To me, the word ‘culture’ very simply conjures up ‘how we do things around here’.  This would apply to a nation, an ethnic group, a family group or an organisation.  Every group has a culture, or a set of things that happen, and underlying these are a set of values.  Values, being the drivers of attitudes and behaviours, are sometimes unconscious, however they still shape the cultural norms; they are they ‘why we do things’, if you like.

So I’m reminded of the story of the wet monkeys…..Put three monkeys in a cage; suspend a bunch of bananas from the middle of the cage, with a step ladder underneath; when the first monkey goes up the ladder towards the bananas, someone outside the cage hoses all the monkeys down with ice cold water;  keep doing this every time a monkey goes for the bananas, so they learn that ‘it’s important not to go for the bananas here’…..now take one monkey out and put in a fresh one…..by now the value is in place-’it’s important not to go for the bananas here’.  So when the new monkey goes for the bananas, you won’t have to hose them with water, the other two monkeys will simply attack-’WE DON’T DO THINGS LIKE THAT HERE’.  The fresh monkey will not understand why, but will quickly learn that ‘it’s important not to go for the bananas here’.  Take another of the original monkeys out and place another fresh one.  This time, when the fresh monkey goes for the bananas, even the one who wasn’t hosed with water will attack because he knows that ‘it’s important not to go for the bananas here’.  Repeat this until all that are in the cage are monkeys who have not been hosed with water.  They will still follow the cultural norm of ‘not going for the bananas’.  They don’t know why-they just don’t.  See how values can be unconscious and still be strong drivers of behaviour?

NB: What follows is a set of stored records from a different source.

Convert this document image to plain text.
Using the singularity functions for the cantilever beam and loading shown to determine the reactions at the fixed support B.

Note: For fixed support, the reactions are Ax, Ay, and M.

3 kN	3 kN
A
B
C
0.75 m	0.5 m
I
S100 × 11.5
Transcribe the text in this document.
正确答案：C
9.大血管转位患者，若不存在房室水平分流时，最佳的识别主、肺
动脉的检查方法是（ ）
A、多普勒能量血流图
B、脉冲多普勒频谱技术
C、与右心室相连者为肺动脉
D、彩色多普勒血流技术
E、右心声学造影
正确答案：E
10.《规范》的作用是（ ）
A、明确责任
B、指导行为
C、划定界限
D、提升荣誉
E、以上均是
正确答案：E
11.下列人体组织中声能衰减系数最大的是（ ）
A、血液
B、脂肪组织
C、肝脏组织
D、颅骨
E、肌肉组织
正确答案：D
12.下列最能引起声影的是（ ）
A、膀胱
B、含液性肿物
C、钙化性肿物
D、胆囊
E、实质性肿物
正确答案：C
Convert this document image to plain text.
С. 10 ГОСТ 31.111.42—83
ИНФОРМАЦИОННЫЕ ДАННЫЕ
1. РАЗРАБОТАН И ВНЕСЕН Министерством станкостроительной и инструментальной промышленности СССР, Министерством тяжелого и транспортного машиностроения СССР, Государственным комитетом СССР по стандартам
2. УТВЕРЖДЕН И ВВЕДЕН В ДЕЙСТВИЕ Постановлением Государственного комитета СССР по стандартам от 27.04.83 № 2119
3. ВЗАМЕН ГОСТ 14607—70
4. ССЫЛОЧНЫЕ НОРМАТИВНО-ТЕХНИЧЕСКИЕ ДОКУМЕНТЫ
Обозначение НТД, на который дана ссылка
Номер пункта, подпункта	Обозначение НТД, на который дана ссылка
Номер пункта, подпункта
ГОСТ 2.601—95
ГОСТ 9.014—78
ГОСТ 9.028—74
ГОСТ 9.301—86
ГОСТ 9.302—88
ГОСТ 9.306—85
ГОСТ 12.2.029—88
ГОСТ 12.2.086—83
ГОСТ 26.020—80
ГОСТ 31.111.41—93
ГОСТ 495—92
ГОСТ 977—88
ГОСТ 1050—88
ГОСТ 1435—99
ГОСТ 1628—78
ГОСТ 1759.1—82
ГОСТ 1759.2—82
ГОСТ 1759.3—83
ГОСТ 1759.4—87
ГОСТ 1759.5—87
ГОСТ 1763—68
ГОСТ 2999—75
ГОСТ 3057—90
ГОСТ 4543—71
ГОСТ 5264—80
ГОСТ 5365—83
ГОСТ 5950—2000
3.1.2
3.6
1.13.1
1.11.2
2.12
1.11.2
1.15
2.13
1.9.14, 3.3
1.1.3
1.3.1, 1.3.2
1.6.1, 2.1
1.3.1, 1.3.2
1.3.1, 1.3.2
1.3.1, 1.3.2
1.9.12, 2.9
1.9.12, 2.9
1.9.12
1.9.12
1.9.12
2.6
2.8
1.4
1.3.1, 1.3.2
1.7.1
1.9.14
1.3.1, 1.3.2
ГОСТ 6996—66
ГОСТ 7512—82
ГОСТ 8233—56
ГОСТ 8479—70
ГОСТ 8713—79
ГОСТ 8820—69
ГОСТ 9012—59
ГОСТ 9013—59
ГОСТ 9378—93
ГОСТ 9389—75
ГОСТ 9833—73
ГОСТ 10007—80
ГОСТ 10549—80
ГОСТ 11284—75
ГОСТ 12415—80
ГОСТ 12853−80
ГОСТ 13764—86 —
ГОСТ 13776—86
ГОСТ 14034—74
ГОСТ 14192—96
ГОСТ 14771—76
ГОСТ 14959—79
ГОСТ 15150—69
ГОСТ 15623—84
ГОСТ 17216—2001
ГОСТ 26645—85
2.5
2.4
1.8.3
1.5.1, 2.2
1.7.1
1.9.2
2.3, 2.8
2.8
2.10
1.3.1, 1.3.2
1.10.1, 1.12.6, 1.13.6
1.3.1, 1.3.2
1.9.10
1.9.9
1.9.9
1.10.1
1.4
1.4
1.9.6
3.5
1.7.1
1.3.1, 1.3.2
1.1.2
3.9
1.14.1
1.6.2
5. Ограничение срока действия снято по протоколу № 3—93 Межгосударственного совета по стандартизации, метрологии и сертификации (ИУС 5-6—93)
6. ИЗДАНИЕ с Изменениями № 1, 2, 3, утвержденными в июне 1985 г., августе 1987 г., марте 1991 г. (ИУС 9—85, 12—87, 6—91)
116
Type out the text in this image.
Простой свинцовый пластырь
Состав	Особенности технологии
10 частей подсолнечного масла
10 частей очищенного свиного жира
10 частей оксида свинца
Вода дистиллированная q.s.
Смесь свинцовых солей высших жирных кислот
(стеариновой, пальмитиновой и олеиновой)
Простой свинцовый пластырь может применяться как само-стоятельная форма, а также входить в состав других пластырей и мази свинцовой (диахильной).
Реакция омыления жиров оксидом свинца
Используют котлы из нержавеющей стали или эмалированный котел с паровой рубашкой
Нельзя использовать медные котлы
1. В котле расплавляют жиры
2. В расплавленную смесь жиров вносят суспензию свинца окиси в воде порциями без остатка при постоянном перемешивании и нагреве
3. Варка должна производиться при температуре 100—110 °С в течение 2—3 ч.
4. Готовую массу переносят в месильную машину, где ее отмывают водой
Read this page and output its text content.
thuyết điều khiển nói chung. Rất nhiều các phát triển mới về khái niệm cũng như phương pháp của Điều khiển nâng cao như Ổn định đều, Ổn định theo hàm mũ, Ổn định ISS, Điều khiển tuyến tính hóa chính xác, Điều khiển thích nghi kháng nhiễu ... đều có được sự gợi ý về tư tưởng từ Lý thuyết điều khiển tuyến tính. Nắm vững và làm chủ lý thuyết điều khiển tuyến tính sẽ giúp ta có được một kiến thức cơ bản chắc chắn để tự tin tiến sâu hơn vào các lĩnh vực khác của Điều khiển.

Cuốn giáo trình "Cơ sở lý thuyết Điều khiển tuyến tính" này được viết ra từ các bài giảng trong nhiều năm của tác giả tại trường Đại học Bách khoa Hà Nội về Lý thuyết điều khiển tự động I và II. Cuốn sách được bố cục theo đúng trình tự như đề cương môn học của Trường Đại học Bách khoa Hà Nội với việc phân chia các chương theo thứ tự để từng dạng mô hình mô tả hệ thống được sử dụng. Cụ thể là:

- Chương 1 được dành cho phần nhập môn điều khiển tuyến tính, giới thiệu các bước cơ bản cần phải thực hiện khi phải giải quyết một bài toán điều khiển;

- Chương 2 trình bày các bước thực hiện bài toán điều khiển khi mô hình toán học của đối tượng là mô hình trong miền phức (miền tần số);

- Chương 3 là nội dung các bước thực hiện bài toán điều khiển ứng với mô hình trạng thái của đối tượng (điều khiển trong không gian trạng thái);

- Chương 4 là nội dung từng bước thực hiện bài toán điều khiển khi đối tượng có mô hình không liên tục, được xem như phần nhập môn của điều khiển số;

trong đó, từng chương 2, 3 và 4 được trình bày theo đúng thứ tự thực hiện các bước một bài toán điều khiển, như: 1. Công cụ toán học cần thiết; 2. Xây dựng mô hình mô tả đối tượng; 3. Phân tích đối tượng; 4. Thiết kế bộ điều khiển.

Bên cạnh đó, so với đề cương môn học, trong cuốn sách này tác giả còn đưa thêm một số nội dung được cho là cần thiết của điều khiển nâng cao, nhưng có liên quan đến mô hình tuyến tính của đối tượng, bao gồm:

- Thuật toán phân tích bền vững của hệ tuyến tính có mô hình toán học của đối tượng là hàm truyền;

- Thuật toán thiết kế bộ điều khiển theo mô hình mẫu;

So if you want to create a cultural shift in your organisation, how do you get that to happen?  I reckon it comes by creating a picture of the new culture you are trying to create and drilling down to the values that will drive that culture.  Say you want to shift to a more ‘customer oriented culture’.  Simply asking people to do some things differently may not create that real, deep cultural shift.  Bring out the values (for example, one could be ‘it’s important to know what our customers think and feel about us’) and let people explore whether they can opt into those values.  You may lose some people, but others will come on board who are aligned with the values of your new paradigm….which is what you want, isn’t it?